# cant host wc3 games because of router



## Lei (Sep 3, 2004)

umm i have windows xp and i play wc3 and im wondering why i cant host games is it because of my router it is a mn-500 microsoft router if so could u somone help me fix it plz


----------



## TenthQ (Aug 22, 2004)

Sorry, wrong thread.


----------



## cerver7 (Sep 23, 2004)

Lei said:


> umm i have windows xp and i play wc3 and im wondering why i cant host games is it because of my router it is a mn-500 microsoft router if so could u somone help me fix it plz



two of my buddies had same problem with wc3.....i fixed theirs.

go into the ip addy of the router, once there, port fowarding has to be enabled.

im not sure if i had to do more, but i got my answers from google, search google and the wc3 forums site.....youll get it. trust me


thanks,
cerver7


----------



## Paul Stavanger (Sep 27, 2004)

you'll have to forward the tcp and ip ranges that wc3 uses to your computer's static ip.

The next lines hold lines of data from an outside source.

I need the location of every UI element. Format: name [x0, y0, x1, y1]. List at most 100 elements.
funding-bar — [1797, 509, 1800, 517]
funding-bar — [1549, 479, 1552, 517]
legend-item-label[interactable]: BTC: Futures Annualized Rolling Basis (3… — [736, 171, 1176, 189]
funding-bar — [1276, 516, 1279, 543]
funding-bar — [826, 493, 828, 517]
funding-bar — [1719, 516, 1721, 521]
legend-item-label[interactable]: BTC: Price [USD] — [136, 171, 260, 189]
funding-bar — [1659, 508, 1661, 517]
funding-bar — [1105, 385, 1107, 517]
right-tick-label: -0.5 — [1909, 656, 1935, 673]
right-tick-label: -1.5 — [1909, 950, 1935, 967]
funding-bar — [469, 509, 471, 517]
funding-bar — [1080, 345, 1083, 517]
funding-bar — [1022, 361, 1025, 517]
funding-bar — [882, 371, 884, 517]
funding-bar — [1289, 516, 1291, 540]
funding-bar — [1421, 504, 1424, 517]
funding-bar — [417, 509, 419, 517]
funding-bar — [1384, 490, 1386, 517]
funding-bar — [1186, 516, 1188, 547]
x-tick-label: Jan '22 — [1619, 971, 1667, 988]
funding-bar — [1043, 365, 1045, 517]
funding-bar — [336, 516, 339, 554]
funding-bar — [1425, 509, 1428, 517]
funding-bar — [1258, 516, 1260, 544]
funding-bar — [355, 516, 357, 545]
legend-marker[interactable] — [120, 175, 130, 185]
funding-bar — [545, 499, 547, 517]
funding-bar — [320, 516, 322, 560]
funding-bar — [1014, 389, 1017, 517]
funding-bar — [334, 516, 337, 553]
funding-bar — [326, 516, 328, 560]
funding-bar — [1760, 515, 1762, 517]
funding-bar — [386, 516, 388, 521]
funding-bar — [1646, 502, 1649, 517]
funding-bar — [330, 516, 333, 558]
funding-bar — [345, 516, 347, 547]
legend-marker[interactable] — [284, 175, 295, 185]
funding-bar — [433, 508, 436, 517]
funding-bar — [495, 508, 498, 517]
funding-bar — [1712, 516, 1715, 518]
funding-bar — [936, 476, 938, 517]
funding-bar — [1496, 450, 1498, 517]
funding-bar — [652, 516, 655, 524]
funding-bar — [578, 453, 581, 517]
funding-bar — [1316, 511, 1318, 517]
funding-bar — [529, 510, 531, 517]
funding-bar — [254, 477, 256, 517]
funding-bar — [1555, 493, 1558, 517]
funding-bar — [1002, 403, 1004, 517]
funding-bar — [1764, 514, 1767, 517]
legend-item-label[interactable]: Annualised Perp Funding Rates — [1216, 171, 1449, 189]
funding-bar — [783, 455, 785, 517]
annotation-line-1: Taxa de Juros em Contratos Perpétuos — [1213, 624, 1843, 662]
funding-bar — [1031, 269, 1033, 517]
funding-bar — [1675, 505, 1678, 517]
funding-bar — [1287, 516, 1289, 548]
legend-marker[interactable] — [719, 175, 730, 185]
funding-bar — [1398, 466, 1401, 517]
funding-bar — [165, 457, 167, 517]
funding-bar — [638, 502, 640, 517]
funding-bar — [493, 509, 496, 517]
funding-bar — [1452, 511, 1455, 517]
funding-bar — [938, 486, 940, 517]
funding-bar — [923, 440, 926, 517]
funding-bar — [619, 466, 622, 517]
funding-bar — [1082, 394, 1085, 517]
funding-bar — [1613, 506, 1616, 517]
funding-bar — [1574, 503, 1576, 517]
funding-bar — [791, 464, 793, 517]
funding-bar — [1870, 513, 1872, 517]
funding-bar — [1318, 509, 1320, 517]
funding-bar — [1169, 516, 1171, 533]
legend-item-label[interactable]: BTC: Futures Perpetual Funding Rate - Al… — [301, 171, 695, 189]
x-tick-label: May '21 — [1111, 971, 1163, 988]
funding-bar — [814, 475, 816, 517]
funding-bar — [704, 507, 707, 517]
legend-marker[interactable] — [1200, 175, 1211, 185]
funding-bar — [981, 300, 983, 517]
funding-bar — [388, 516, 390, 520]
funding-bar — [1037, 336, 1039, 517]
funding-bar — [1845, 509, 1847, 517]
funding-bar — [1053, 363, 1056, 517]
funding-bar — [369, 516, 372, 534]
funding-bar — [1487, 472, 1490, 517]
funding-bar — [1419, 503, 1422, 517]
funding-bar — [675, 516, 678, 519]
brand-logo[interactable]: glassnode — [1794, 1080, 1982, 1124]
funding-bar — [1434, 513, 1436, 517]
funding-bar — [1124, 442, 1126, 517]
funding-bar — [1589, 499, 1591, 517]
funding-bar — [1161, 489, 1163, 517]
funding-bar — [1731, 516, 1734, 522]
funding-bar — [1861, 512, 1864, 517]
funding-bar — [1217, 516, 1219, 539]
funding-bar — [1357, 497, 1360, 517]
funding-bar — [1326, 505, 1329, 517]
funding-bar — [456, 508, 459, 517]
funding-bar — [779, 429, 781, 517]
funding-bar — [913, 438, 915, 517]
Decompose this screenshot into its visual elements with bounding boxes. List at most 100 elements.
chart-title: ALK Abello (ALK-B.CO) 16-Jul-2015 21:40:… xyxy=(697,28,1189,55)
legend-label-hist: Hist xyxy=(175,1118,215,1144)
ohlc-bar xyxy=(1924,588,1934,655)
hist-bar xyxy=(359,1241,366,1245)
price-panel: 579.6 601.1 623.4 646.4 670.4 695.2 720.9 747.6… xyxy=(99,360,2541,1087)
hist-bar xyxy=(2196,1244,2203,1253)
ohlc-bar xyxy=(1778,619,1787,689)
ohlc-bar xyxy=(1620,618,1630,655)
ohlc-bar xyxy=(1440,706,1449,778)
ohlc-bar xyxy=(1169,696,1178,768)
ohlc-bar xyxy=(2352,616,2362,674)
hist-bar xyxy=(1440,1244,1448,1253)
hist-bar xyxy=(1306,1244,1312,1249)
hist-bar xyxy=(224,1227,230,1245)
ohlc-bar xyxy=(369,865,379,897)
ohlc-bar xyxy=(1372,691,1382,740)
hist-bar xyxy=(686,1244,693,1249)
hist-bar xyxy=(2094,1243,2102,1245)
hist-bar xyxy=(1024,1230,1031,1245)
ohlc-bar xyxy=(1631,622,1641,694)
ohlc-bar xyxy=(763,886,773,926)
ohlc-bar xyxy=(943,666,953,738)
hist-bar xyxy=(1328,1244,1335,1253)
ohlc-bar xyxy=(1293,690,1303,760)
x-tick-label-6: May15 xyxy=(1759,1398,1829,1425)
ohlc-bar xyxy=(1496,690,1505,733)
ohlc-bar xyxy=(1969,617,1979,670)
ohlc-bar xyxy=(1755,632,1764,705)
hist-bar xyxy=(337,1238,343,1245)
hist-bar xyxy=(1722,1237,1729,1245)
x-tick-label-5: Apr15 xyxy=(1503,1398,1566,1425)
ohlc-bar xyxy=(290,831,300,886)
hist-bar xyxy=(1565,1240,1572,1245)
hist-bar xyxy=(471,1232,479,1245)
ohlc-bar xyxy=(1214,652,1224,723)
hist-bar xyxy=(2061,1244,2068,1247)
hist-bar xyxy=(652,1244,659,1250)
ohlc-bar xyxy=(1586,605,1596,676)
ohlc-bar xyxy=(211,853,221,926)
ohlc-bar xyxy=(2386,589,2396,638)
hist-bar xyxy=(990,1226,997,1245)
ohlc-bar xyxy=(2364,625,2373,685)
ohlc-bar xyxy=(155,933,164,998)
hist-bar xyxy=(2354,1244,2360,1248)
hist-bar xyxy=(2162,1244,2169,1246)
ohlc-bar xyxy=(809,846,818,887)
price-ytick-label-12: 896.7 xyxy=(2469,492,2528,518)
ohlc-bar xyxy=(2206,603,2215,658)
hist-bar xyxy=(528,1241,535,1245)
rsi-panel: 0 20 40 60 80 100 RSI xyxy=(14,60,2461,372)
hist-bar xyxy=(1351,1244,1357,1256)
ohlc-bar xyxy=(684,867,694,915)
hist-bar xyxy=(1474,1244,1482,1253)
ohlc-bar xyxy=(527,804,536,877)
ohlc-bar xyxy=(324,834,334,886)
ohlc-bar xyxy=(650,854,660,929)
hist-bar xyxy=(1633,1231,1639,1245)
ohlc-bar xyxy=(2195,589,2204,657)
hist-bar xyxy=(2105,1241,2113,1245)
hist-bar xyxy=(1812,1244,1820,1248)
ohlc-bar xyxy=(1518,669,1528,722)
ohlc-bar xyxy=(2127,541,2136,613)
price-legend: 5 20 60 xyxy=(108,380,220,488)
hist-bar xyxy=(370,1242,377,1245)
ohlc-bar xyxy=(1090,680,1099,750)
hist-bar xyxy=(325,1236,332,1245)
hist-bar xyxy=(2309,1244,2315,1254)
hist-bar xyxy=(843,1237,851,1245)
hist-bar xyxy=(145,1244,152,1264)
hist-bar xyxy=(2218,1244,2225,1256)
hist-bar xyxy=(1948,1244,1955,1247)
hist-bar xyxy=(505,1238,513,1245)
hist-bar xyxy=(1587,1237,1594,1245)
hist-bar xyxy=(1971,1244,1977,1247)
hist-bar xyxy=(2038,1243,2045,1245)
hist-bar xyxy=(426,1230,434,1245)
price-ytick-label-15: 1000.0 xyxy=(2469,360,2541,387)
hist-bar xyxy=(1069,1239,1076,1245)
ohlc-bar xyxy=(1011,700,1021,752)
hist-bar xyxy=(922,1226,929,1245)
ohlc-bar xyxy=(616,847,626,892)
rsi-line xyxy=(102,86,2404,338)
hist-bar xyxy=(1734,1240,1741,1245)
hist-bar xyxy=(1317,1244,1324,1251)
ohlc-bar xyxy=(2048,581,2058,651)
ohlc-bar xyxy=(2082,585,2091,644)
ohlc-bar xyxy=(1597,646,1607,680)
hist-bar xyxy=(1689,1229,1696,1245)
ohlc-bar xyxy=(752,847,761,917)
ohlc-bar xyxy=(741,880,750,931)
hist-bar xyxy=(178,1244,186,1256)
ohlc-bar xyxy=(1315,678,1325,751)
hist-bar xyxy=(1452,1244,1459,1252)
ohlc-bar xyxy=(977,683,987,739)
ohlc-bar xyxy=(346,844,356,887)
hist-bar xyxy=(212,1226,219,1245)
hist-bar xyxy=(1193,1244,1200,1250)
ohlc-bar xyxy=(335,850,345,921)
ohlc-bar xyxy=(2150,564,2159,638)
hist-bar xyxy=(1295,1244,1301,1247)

> Posted by: NegotiatorSmith
> 
> Follow these steps to configure your Linksys router for hosting:
> 
> ...


found that out there on the world wide web. hope it helps!


----------



## Inca_Killa (May 10, 2006)

How do i do step 1? after typing that in, it becomes a web browser, and doesent work. i typed it in at my computer.
Windows XP


----------